Hagag Neven A, Ali Yasser B M, Elsharawy Ahmed A, Talaat Roba M
Clinical Pathology Department, National Live Institute (NLI), Menufyia University, Sheben-Elkom, Egypt.
Molecular Biology Department, Genetic Engineering and Biotechnology Research Institute (GEBRI), Sadat City University, Sadat City, Egypt.
J Gastrointest Cancer. 2020 Mar;51(1):234-241. doi: 10.1007/s12029-019-00234-9.
Liver cirrhosis (LC) is considered to be the end stage of chronic hepatopathies which may lead to hepatocellular carcinoma (HCC). Glypican-3 is one of the most promising serum markers for HCC. Abnormal expression of miRNAs may participate in cancer development and progression. In this study, we aimed to evaluate the relation between the expression of miR-1291 and GPC3 production as a non-invasive tool to differentiate patients with LC and HCC.

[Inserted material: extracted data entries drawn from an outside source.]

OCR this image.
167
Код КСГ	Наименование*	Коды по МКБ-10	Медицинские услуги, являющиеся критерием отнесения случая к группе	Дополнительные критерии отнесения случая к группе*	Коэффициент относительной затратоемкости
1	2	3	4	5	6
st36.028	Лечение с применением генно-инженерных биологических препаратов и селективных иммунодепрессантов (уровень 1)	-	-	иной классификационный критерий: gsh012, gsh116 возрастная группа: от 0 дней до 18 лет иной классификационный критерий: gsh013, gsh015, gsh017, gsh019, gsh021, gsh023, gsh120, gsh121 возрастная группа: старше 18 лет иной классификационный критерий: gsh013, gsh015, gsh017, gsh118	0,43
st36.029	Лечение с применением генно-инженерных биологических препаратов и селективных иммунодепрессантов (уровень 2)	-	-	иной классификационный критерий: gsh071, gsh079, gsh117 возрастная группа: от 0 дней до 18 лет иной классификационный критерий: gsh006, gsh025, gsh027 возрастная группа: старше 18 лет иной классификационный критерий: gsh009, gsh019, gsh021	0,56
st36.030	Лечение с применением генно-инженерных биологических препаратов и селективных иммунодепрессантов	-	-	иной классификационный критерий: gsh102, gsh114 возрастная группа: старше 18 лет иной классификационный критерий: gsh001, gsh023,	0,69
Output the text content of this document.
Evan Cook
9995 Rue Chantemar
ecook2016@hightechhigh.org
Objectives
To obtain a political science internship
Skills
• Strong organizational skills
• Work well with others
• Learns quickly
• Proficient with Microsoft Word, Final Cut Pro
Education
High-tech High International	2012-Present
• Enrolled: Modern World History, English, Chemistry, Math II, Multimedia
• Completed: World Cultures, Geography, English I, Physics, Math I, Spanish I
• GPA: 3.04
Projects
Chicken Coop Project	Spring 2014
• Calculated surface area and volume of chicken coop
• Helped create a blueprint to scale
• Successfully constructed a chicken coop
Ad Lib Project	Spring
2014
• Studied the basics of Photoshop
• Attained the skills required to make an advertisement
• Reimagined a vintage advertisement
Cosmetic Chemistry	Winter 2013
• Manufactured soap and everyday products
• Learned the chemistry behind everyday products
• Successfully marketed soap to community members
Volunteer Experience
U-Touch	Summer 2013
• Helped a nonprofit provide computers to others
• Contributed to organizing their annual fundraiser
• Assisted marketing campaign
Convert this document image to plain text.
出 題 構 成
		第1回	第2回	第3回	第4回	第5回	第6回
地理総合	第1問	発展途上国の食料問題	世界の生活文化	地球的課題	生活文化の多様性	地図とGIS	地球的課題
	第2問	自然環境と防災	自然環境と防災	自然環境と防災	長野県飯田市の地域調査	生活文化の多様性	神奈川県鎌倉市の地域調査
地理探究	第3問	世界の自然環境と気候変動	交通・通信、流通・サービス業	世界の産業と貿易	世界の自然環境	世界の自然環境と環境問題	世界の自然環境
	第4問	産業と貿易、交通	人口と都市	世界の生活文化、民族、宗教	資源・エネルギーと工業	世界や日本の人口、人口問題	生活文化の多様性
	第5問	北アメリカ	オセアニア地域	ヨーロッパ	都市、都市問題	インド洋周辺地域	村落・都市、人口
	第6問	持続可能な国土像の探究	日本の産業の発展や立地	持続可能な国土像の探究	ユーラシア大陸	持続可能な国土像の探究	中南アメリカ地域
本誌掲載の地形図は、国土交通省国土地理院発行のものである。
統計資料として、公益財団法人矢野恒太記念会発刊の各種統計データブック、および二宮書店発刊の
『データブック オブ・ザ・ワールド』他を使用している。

HCV patients (100) were divided into two groups; HCC (I) and LC (II). Fifty hepatitis-free subjects served as the control group (III). Expression of serum GPC3 was performed by enzyme-linked immunosorbent assay, and expression of circulating miR-1291 was performed by quantitative real-time polymerase chain reaction (qRT-PCR).
Serum levels of GPC3 were significantly elevated in patients with HCC compared with the LC group. Both groups have increased GPC3 levels in relation to healthy controls. Serum GPC3 levels with a cutoff value of 619.5 pg/ml had a 50% sensitivity and 89.3% specificity while alpha-fetoprotein (AFP) with a cutoff value of 8.5 ng/ml had a higher sensitivity (87.5%) and specificity (100%) in the detection of HCC. The primary use of both markers improved the specificity to 100%. miR-1291 was significantly upregulated in HCC and LC patients compared with control subjects.
Our findings might indicate that miR-1291 exert oncogenic effects in hepatic carcinogenesis through positive regulation of GPC3 expression. We propose that GPC3 overexpression and its associated oncogenic effects are linked to the upregulation of miR-1291 in HCV patients.
肝硬化(LC)被认为是慢性肝病的终末期,可能导致肝细胞癌(HCC)。磷脂酰肌醇蛋白聚糖-3是HCC最有前景的血清标志物之一。微小RNA(miRNA)的异常表达可能参与癌症的发生和发展。在本研究中,我们旨在评估miR-1291表达与GPC3产生之间的关系,作为一种区分LC和HCC患者的非侵入性工具。
将100例丙型肝炎病毒(HCV)患者分为两组;HCC组(I)和LC组(II)。50名无肝炎受试者作为对照组(III)。采用酶联免疫吸附测定法检测血清GPC3的表达,采用定量实时聚合酶链反应(qRT-PCR)检测循环miR-1291的表达。
与LC组相比,HCC患者的血清GPC3水平显著升高。与健康对照组相比,两组的GPC3水平均升高。血清GPC3水平的临界值为619.5 pg/ml时,敏感性为50%,特异性为89.3%,而甲胎蛋白(AFP)临界值为8.5 ng/ml时,在检测HCC方面具有更高的敏感性(87.5%)和特异性(100%)。两种标志物的联合使用可将特异性提高到100%。与对照组相比,HCC和LC患者的miR-1291显著上调。
我们的研究结果可能表明,miR-1291通过正向调节GPC3表达在肝癌发生中发挥致癌作用。我们提出,GPC3的过表达及其相关的致癌作用与HCV患者中miR-1291的上调有关。